Unionist farmer ‘disappointed’ at stance of powerful British agri union over EU

George Osborne (pictured with Environment Minister Liz Truss) warned of a heavy price of an EU exit, as the NFU said it was pro-Europe
George Osborne (pictured with Environment Minister Liz Truss) warned of a heavy price of an EU exit, as the NFU said it was pro-Europe

A dairy farming unionist has declared himself “disappointed” after an enormous agricultural union gave its backing to the idea of the UK remaining in the EU.

DUP figure William Irwin said that he remains unconvinced of the merits of EU membership after the National Farmers’ Union (NFU) publicly announced its stance on Monday.

The NFU’s position closely mimics that taken by the Ulster Farmers’ Union (UFU) in late February.

At that time, the UFU stated that it will not campaign either way or advise its members how to vote.

However, it added that “no compelling argument has been made that agriculture would be better off outside the EU”.

The NFU, which represents farmers across England and Wales, said it would not actively campaign or tell its 55,000 members how to vote.

But a resolution passed by its governing council said that “on the balance of existing evidence available to us at present, the interests of farmers are best served by our continuing membership of the European Union”.

The UFU, which has about 12,000 members, said its position has not changed as a result of its larger counterpart’s stance.

The DUP is strongly in favour of leaving the EU and Mr Irwin, who runs a farm with 300 cows alongside his son near Richhill, Co Armagh, said: “The difficulty you have for some people is a fear of change. There is a certain amount that’s unknown, and that I suppose makes some farmers fearful.”

However, he added: “I don’t think things could be any worse. I still think that Britain and Northern Ireland are much better out.

When it comes to the NFU’s stance, he said: “I’m disappointed. I do believe farmers will make their own minds up. I don’t think the union will be the deciding factor.

“I think farmers will look at how well they feel they’re doing in Europe. I believe that [with] the prices we’re seeing for produce at the moment, there’s no encouragement for farmers to stay in Europe.”

In addition on Monday, an analysis by the Treasury – launched by pro-EU chancellor George Osborne – determined that leaving the EU could mean £36bn less to spend on public services.

The chancellor warned that British families would pay a “heavy economic price” if the country votes to break from Brussels on June 23, with the UK left permanently poorer.

The 200-page analysis produced by officials in Mr Osborne’s department was mocked by Brexit campaigners and branded “dodgy”, but the Chancellor insisted it was “serious and sober”.

Mr Osborne said: “You can’t name a single ally of Britain, a single major trading partner of Britain, a single credible international financial organisation, which is saying it would be a good idea for Britain to leave the EU.”
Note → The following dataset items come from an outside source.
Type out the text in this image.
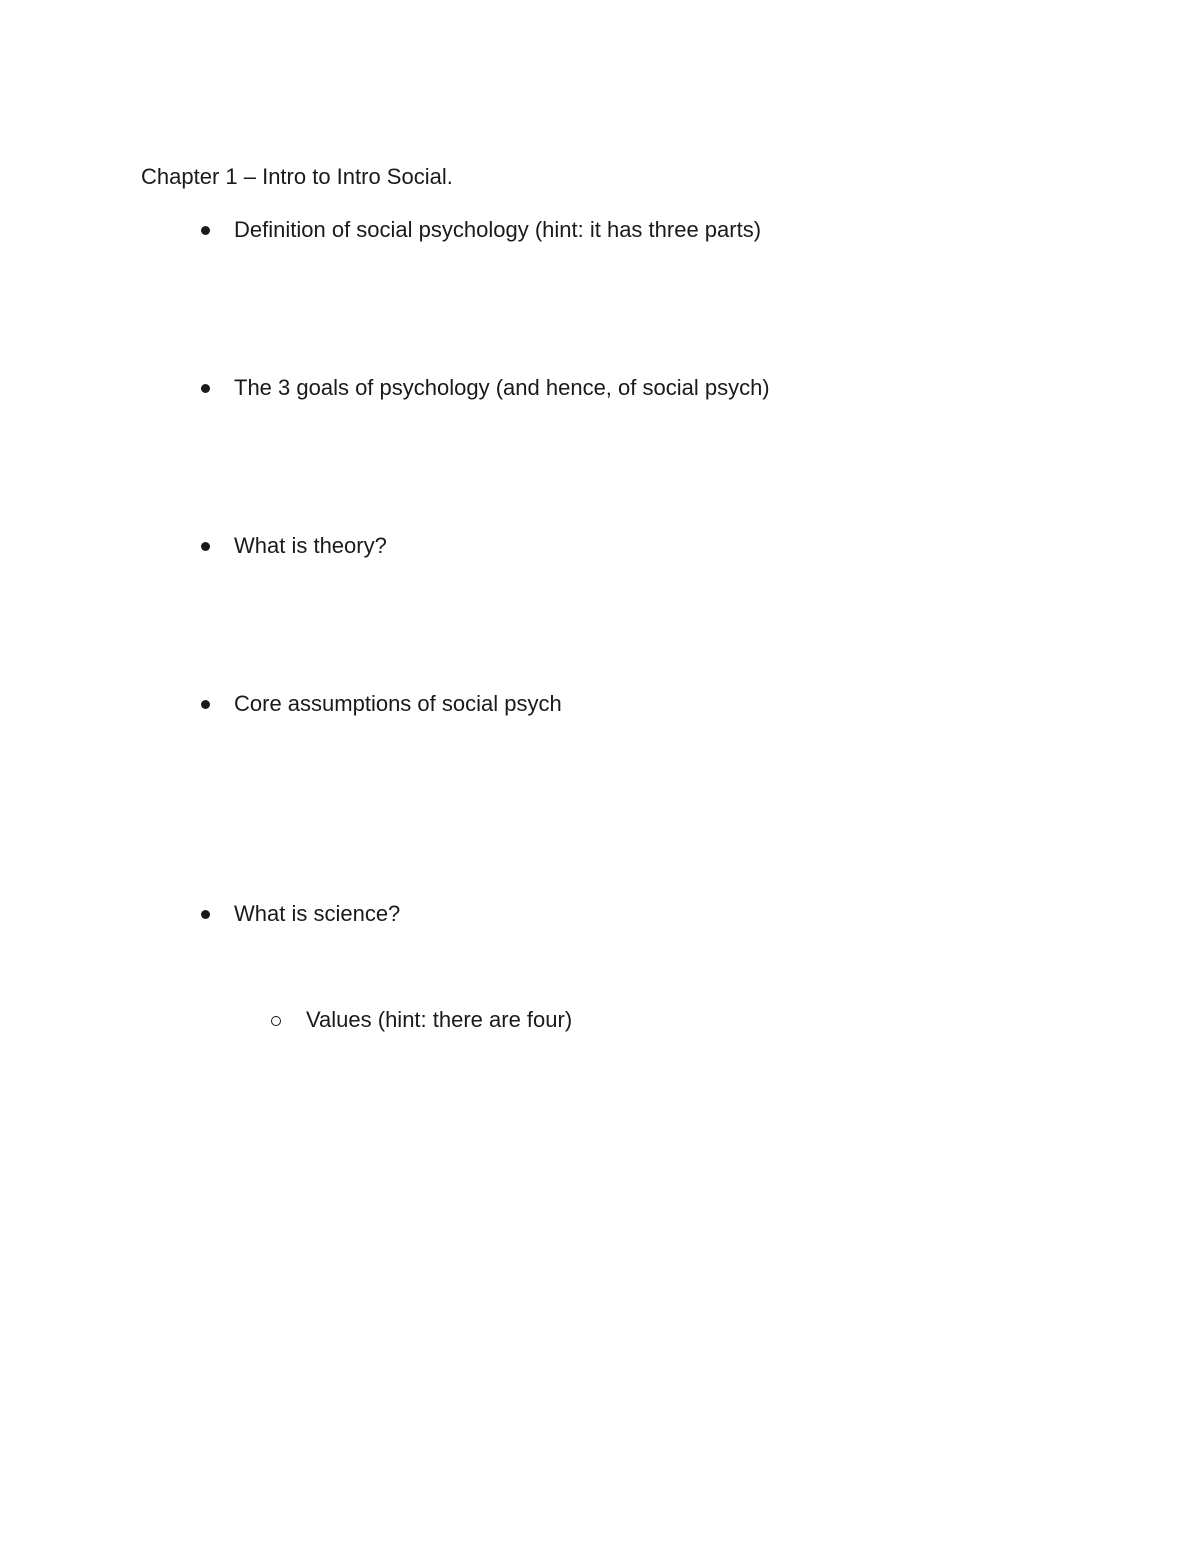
Chapter 1 – Intro to Intro Social.
Definition of social psychology (hint: it has three parts)
The 3 goals of psychology (and hence, of social psych)
What is theory?
Core assumptions of social psych
What is science?
Values (hint: there are four)
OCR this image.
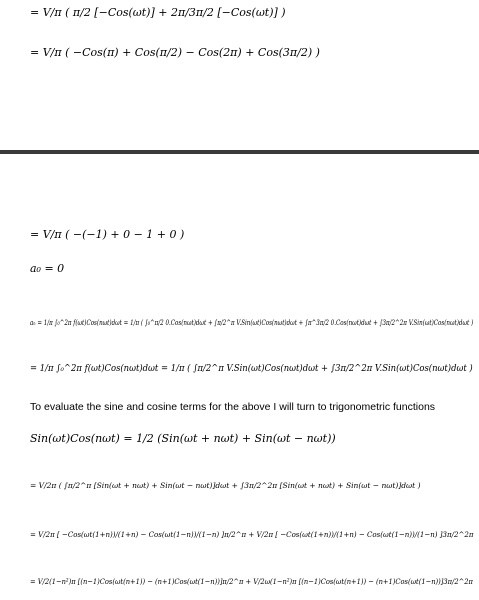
= V/π ( π/2 [−Cos(ωt)] + 2π/3π/2 [−Cos(ωt)] )
= V/π ( −Cos(π) + Cos(π/2) − Cos(2π) + Cos(3π/2) )
= V/π ( −(−1) + 0 − 1 + 0 )
a₀ = 0
aₙ = 1/π ∫₀^2π f(ωt)Cos(nωt)dωt = 1/π ( ∫₀^π/2 0.Cos(nωt)dωt + ∫π/2^π V.Sin(ωt)Cos(nωt)dωt + ∫π^3π/2 0.Cos(nωt)dωt + ∫3π/2^2π V.Sin(ωt)Cos(nωt)dωt )
= 1/π ∫₀^2π f(ωt)Cos(nωt)dωt = 1/π ( ∫π/2^π V.Sin(ωt)Cos(nωt)dωt + ∫3π/2^2π V.Sin(ωt)Cos(nωt)dωt )
To evaluate the sine and cosine terms for the above I will turn to trigonometric functions
Sin(ωt)Cos(nωt) = 1/2 (Sin(ωt + nωt) + Sin(ωt − nωt))
= V/2π ( ∫π/2^π [Sin(ωt + nωt) + Sin(ωt − nωt)]dωt + ∫3π/2^2π [Sin(ωt + nωt) + Sin(ωt − nωt)]dωt )
= V/2π [ −Cos(ωt(1+n))/(1+n) − Cos(ωt(1−n))/(1−n) ]π/2^π + V/2π [ −Cos(ωt(1+n))/(1+n) − Cos(ωt(1−n))/(1−n) ]3π/2^2π
= V/2(1−n²)π [(n−1)Cos(ωt(n+1)) − (n+1)Cos(ωt(1−n))]π/2^π + V/2ω(1−n²)π [(n−1)Cos(ωt(n+1)) − (n+1)Cos(ωt(1−n))]3π/2^2π
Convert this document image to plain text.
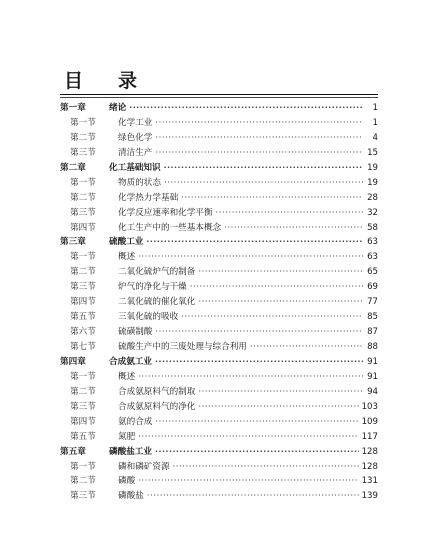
目 录
第一章	绪论 ·····	1
第一节	化学工业 ·····	1
第二节	绿色化学 ·····	4
第三节	清洁生产 ·····	15
第二章	化工基础知识 ·····	19
第一节	物质的状态 ·····	19
第二节	化学热力学基础 ·····	28
第三节	化学反应速率和化学平衡 ·····	32
第四节	化工生产中的一些基本概念 ·····	58
第三章	硫酸工业 ·····	63
第一节	概述 ·····	63
第二节	二氧化硫炉气的制备 ·····	65
第三节	炉气的净化与干燥 ·····	69
第四节	二氧化硫的催化氧化 ·····	77
第五节	三氧化硫的吸收 ·····	85
第六节	硫磺制酸 ·····	87
第七节	硫酸生产中的三废处理与综合利用 ·····	88
第四章	合成氨工业 ·····	91
第一节	概述 ·····	91
第二节	合成氨原料气的制取 ·····	94
第三节	合成氨原料气的净化 ·····	103
第四节	氨的合成 ·····	109
第五节	氮肥 ·····	117
第五章	磷酸盐工业 ·····	128
第一节	磷和磷矿资源 ·····	128
第二节	磷酸 ·····	131
第三节	磷酸盐 ·····	139
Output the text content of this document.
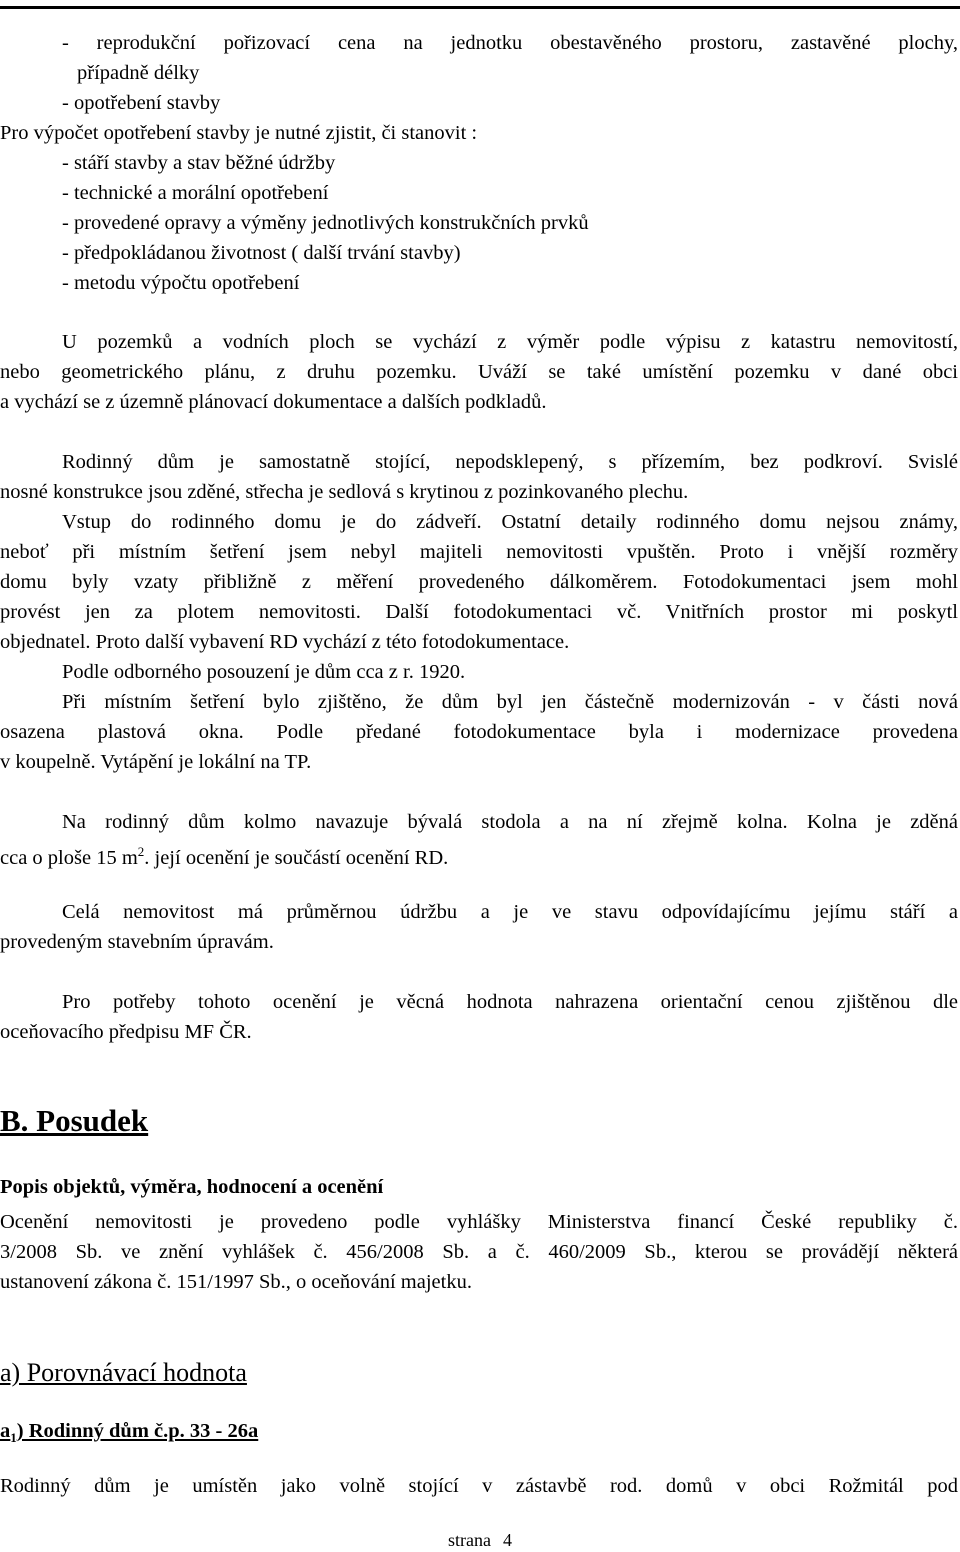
- reprodukční pořizovací cena na jednotku obestavěného prostoru, zastavěné plochy,
případně délky
- opotřebení stavby
Pro výpočet opotřebení stavby je nutné zjistit, či stanovit :
- stáří stavby a stav běžné údržby
- technické a morální opotřebení
- provedené opravy a výměny jednotlivých konstrukčních prvků
- předpokládanou životnost ( další trvání stavby)
- metodu výpočtu opotřebení
U pozemků a vodních ploch se vychází z výměr podle výpisu z katastru nemovitostí,
nebo geometrického plánu, z druhu pozemku. Uváží se také umístění pozemku v dané obci
a vychází se z územně plánovací dokumentace a dalších podkladů.
Rodinný dům je samostatně stojící, nepodsklepený, s přízemím, bez podkroví. Svislé
nosné konstrukce jsou zděné, střecha je sedlová s krytinou z pozinkovaného plechu.
Vstup do rodinného domu je do zádveří. Ostatní detaily rodinného domu nejsou známy,
neboť při místním šetření jsem nebyl majiteli nemovitosti vpuštěn. Proto i vnější rozměry
domu byly vzaty přibližně z měření provedeného dálkoměrem. Fotodokumentaci jsem mohl
provést jen za plotem nemovitosti. Další fotodokumentaci vč. Vnitřních prostor mi poskytl
objednatel. Proto další vybavení RD vychází z této fotodokumentace.
Podle odborného posouzení je dům cca z r. 1920.
Při místním šetření bylo zjištěno, že dům byl jen částečně modernizován - v části nová
osazena plastová okna. Podle předané fotodokumentace byla i modernizace provedena
v koupelně. Vytápění je lokální na TP.
Na rodinný dům kolmo navazuje bývalá stodola a na ní zřejmě kolna. Kolna je zděná
cca o ploše 15 $m^2$. její ocenění je součástí ocenění RD.
Celá nemovitost má průměrnou údržbu a je ve stavu odpovídajícímu jejímu stáří a
provedeným stavebním úpravám.
Pro potřeby tohoto ocenění je věcná hodnota nahrazena orientační cenou zjištěnou dle
oceňovacího předpisu MF ČR.
B. Posudek
Popis objektů, výměra, hodnocení a ocenění
Ocenění nemovitosti je provedeno podle vyhlášky Ministerstva financí České republiky č.
3/2008 Sb. ve znění vyhlášek č. 456/2008 Sb. a č. 460/2009 Sb., kterou se provádějí některá
ustanovení zákona č. 151/1997 Sb., o oceňování majetku.
a) Porovnávací hodnota
$a_1$) Rodinný dům č.p. 33 - 26a
Rodinný dům je umístěn jako volně stojící v zástavbě rod. domů v obci Rožmitál pod
strana 4
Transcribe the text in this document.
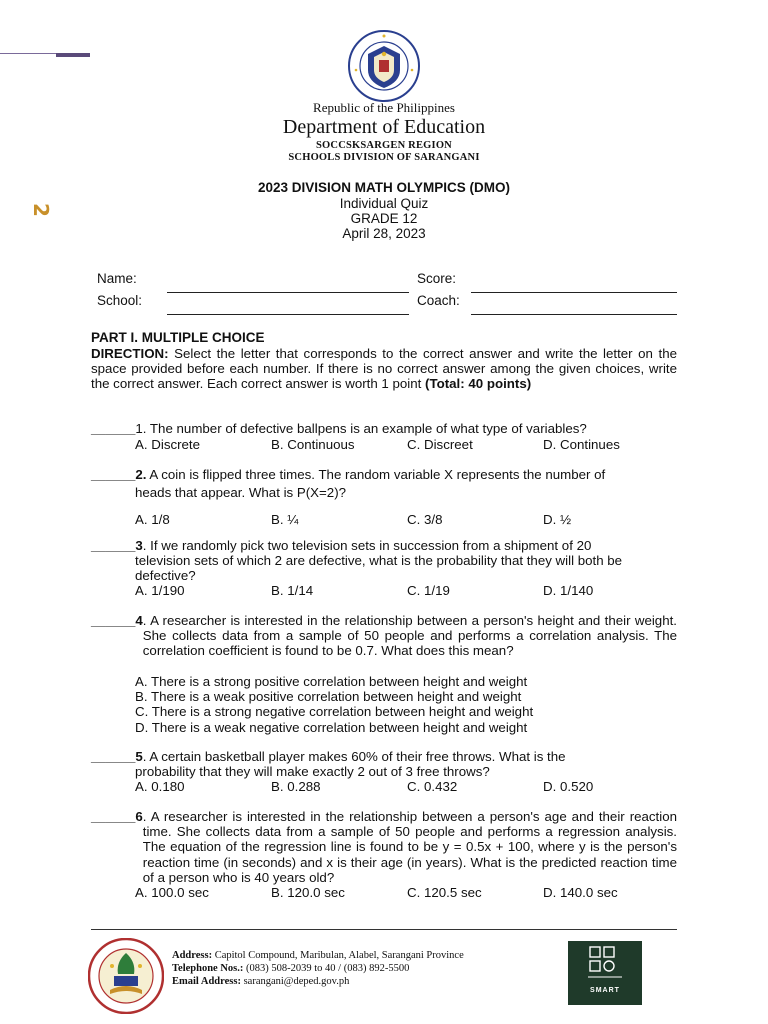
2
Republic of the Philippines
Department of Education
SOCCSKSARGEN REGION
SCHOOLS DIVISION OF SARANGANI
2023 DIVISION MATH OLYMPICS (DMO)
Individual Quiz
GRADE 12
April 28, 2023
Name:	Score:
School:	Coach:
PART I. MULTIPLE CHOICE
DIRECTION: Select the letter that corresponds to the correct answer and write the letter on the space provided before each number. If there is no correct answer among the given choices, write the correct answer. Each correct answer is worth 1 point (Total: 40 points)
______1. The number of defective ballpens is an example of what type of variables?
A. Discrete	B. Continuous	C. Discreet	D. Continues
______2. A coin is flipped three times. The random variable X represents the number of
heads that appear. What is P(X=2)?
A. 1/8	B. ¼	C. 3/8	D. ½
______3. If we randomly pick two television sets in succession from a shipment of 20
television sets of which 2 are defective, what is the probability that they will both be defective?
A. 1/190	B. 1/14	C. 1/19	D. 1/140
______4 . A researcher is interested in the relationship between a person's height and their weight. She collects data from a sample of 50 people and performs a correlation analysis. The correlation coefficient is found to be 0.7. What does this mean?
A. There is a strong positive correlation between height and weight
B. There is a weak positive correlation between height and weight
C. There is a strong negative correlation between height and weight
D. There is a weak negative correlation between height and weight
______5. A certain basketball player makes 60% of their free throws. What is the
probability that they will make exactly 2 out of 3 free throws?
A. 0.180	B. 0.288	C. 0.432	D. 0.520
______6 . A researcher is interested in the relationship between a person's age and their reaction time. She collects data from a sample of 50 people and performs a regression analysis. The equation of the regression line is found to be y = 0.5x + 100, where y is the person's reaction time (in seconds) and x is their age (in years). What is the predicted reaction time of a person who is 40 years old?
A. 100.0 sec	B. 120.0 sec	C. 120.5 sec	D. 140.0 sec
Address: Capitol Compound, Maribulan, Alabel, Sarangani Province
Telephone Nos.: (083) 508-2039 to 40 / (083) 892-5500
Email Address: sarangani@deped.gov.ph
SMART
In an apparent swipe at pro-Brexit London mayor Mr Johnson – who famously said that his policy on cake was “pro-having it and pro-eating it” – the Chancellor said: “What I don’t think you can claim is that somehow Britain can have its cake and eat it, that we would have all the benefits of EU membership without the costs and obligations. That is not credible.

“Indeed, the most prominent campaigners for us leaving the EU do admit there would be an economic shock and that jobs would be put at risk.”

Brexit-backing former chancellor Lord Lamont of Lerwick dismissed the report’s projections.

“They say economists put a decimal point in their forecasts to show that they have a sense of humour,” he said. “The Chancellor has endorsed a forecast which looks 14 years ahead and predicts a fall in GDP of less than 0.5 per cent a year - well within the margin of error. Few forecasts are right for 14 months, let alone 14 years. Such precision is spurious, and entirely unbelievable.”

Pro-Brexit minister Andrea Leadsom, who had served in the Treasury under Mr Osborne, claimed the document was “extraordinarily biased” because it failed to consider the impact of continued high migration.

“A much fairer way to present this argument would be to also look at the impact if we remain in on further migration, further pressure on public services, the impact on security and so on,” she said. “You have got to present a balanced view.”

The Energy Minister mocked the report’s long-term prediction, telling BBC Radio 4’s World at One: “It’s extraordinary to have such an accurate central figure and it implies a clarity of crystal-ball gazing that even I, as a fully paid up witch, couldn’t possibly presume.”

Matthew Elliott, chief executive of the Vote Leave campaign said the report’s figures were “deeply flawed”.